Monday, Apr. 12, 1937
Funereal Premiere
As guest conductor of the New York Philharmonic, Polish Artur Rodzinski has shown himself a diversified program builder. Six weeks ago he promised New York a premiere of Polish Karol Szymanowski's latest work Harnasie. One night last week Harnasie was presented in Carnegie Hall. People who did not read the newspapers were startled to find black-bordered inserts in their programs, suggesting that the premiere be considered a memorial since Karol Szymanowski had died two days before.
Poland has had few eminent composers. Most people would be hard put to think of any beside Chopin. Karol Szymanowski was generally looked upon as Chopin's worthiest successor. He was born in Timoshovka, Ukraine in 1883. At 17 he wrote his first piano pieces, tenderly reminiscent of Chopin. Next year he went to Warsaw Conservatory and made friends with Miecyzslaw Kierlowicz, Ludomir Rozycki, Apolinary Szeluto and Gregor Fitelberg, all students, all destined for important roles in contemporary Polish music. The young men founded the society called Young Poland in Music.
Like his student friends, young Szymanowski went to Berlin to broaden his studies. There he picked up mannerisms of Brahms and Strauss, did not lose them for years. During the War he suddenly began to write in the complex chords of Scriabin, did most of his important work under that influence.
The Harnasie are wild mountaineers in the Carpathians.

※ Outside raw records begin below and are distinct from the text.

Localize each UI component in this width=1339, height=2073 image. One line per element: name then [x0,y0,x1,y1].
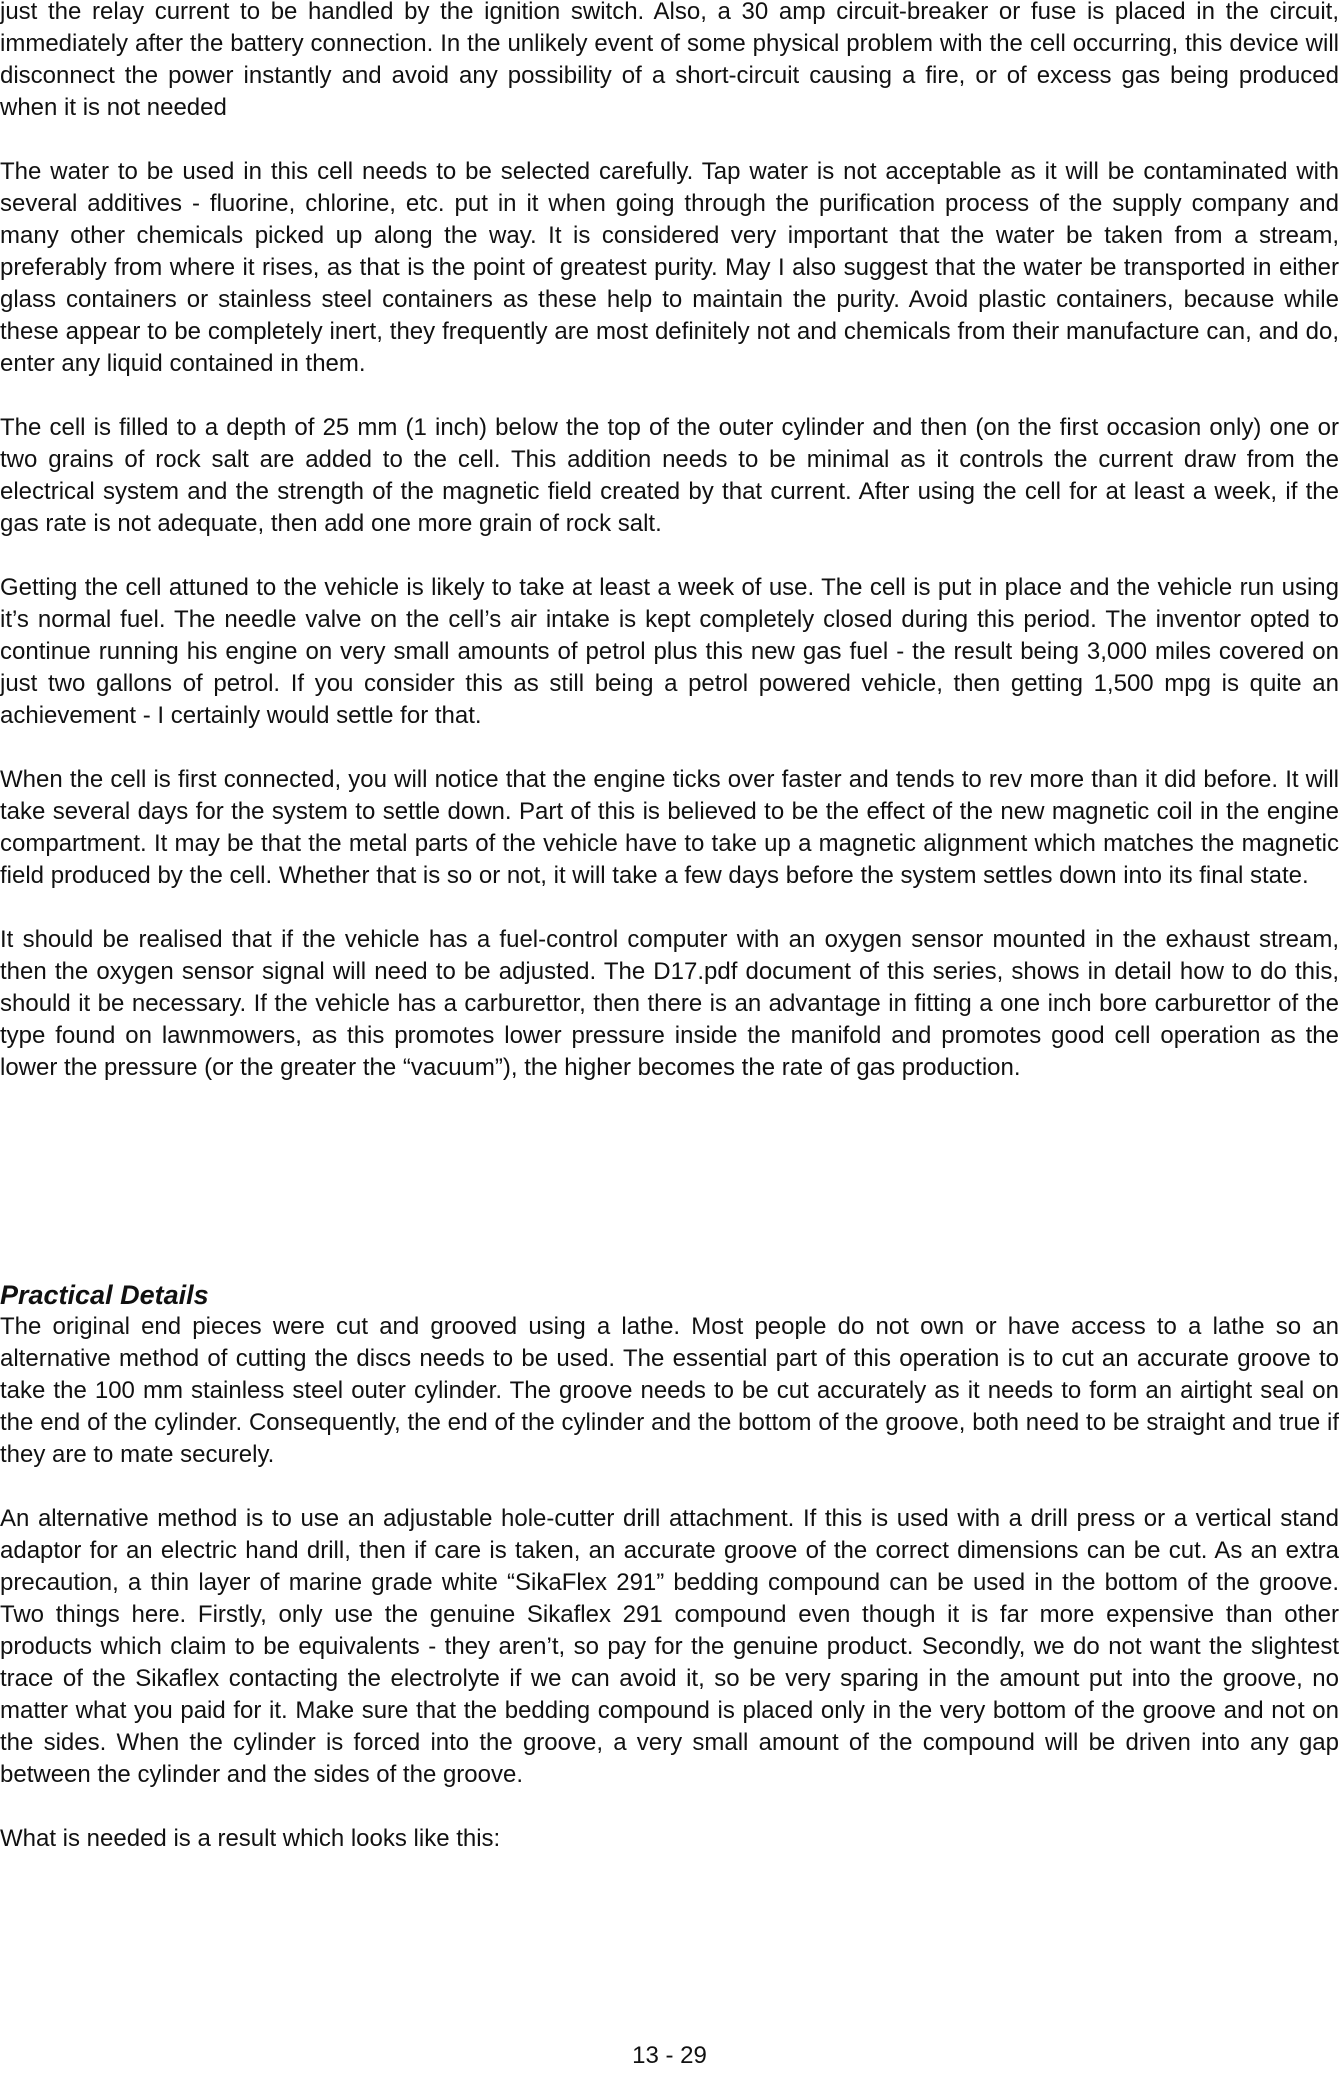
paragraph-attuning: Getting the cell attuned to the vehicle is likely to take at least a week of use. The cell is put in place and the vehicle run using it’s normal fuel. The needle valve on the cell’s air intake is kept completely closed during this period. The inventor opted to continue running his engine on very small amounts of petrol plus this new gas fuel - the result being 3,000 miles covered on just two gallons of petrol. If you consider this as still being a petrol powered vehicle, then getting 1,500 mpg is quite an achievement - I certainly would settle for that. [0,574,1339,729]
paragraph-water: The water to be used in this cell needs to be selected carefully. Tap water is not acceptable as it will be contaminated with several additives - fluorine, chlorine, etc. put in it when going through the purification process of the supply company and many other chemicals picked up along the way. It is considered very important that the water be taken from a stream, preferably from where it rises, as that is the point of greatest purity. May I also suggest that the water be transported in either glass containers or stainless steel containers as these help to maintain the purity. Avoid plastic containers, because while these appear to be completely inert, they frequently are most definitely not and chemicals from their manufacture can, and do, enter any liquid contained in them. [0,158,1339,377]
paragraph-relay: just the relay current to be handled by the ignition switch. Also, a 30 amp circuit-breaker or fuse is placed in the circuit, immediately after the battery connection. In the unlikely event of some physical problem with the cell occurring, this device will disconnect the power instantly and avoid any possibility of a short-circuit causing a fire, or of excess gas being produced when it is not needed [0,0,1339,121]
paragraph-oxygen-sensor: It should be realised that if the vehicle has a fuel-control computer with an oxygen sensor mounted in the exhaust stream, then the oxygen sensor signal will need to be adjusted. The D17.pdf document of this series, shows in detail how to do this, should it be necessary. If the vehicle has a carburettor, then there is an advantage in fitting a one inch bore carburettor of the type found on lawnmowers, as this promotes lower pressure inside the manifold and promotes good cell operation as the lower the pressure (or the greater the “vacuum”), the higher becomes the rate of gas production. [0,926,1339,1081]
page-number: 13 - 29 [632,2042,707,2069]
paragraph-hole-cutter: An alternative method is to use an adjustable hole-cutter drill attachment. If this is used with a drill press or a vertical stand adaptor for an electric hand drill, then if care is taken, an accurate groove of the correct dimensions can be cut. As an extra precaution, a thin layer of marine grade white “SikaFlex 291” bedding compound can be used in the bottom of the groove. Two things here. Firstly, only use the genuine Sikaflex 291 compound even though it is far more expensive than other products which claim to be equivalents - they aren’t, so pay for the genuine product. Secondly, we do not want the slightest trace of the Sikaflex contacting the electrolyte if we can avoid it, so be very sparing in the amount put into the groove, no matter what you paid for it. Make sure that the bedding compound is placed only in the very bottom of the groove and not on the sides. When the cylinder is forced into the groove, a very small amount of the compound will be driven into any gap between the cylinder and the sides of the groove. [0,1505,1339,1788]
paragraph-first-connection: When the cell is first connected, you will notice that the engine ticks over faster and tends to rev more than it did before. It will take several days for the system to settle down. Part of this is believed to be the effect of the new magnetic coil in the engine compartment. It may be that the metal parts of the vehicle have to take up a magnetic alignment which matches the magnetic field produced by the cell. Whether that is so or not, it will take a few days before the system settles down into its final state. [0,766,1339,889]
paragraph-filling: The cell is filled to a depth of 25 mm (1 inch) below the top of the outer cylinder and then (on the first occasion only) one or two grains of rock salt are added to the cell. This addition needs to be minimal as it controls the current draw from the electrical system and the strength of the magnetic field created by that current. After using the cell for at least a week, if the gas rate is not adequate, then add one more grain of rock salt. [0,414,1339,537]
paragraph-end-pieces: The original end pieces were cut and grooved using a lathe. Most people do not own or have access to a lathe so an alternative method of cutting the discs needs to be used. The essential part of this operation is to cut an accurate groove to take the 100 mm stainless steel outer cylinder. The groove needs to be cut accurately as it needs to form an airtight seal on the end of the cylinder. Consequently, the end of the cylinder and the bottom of the groove, both need to be straight and true if they are to mate securely. [0,1313,1339,1468]
section-body-2 [0,1279,1339,1855]
paragraph-result: What is needed is a result which looks like this: [0,1825,501,1852]
section-heading: Practical Details [0,1280,209,1310]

Szymanowski lived with them for long periods, decided to write a ballet-pantomime full of their folk dances, a wedding, a drinking song. All these he strung together on a slender thread of plot about a mountain chief who abducts a girl. In Carnegie Hall the work was not pantomime, but the rich singing of the Art of Musical Russia chorus made it splendidly dramatic.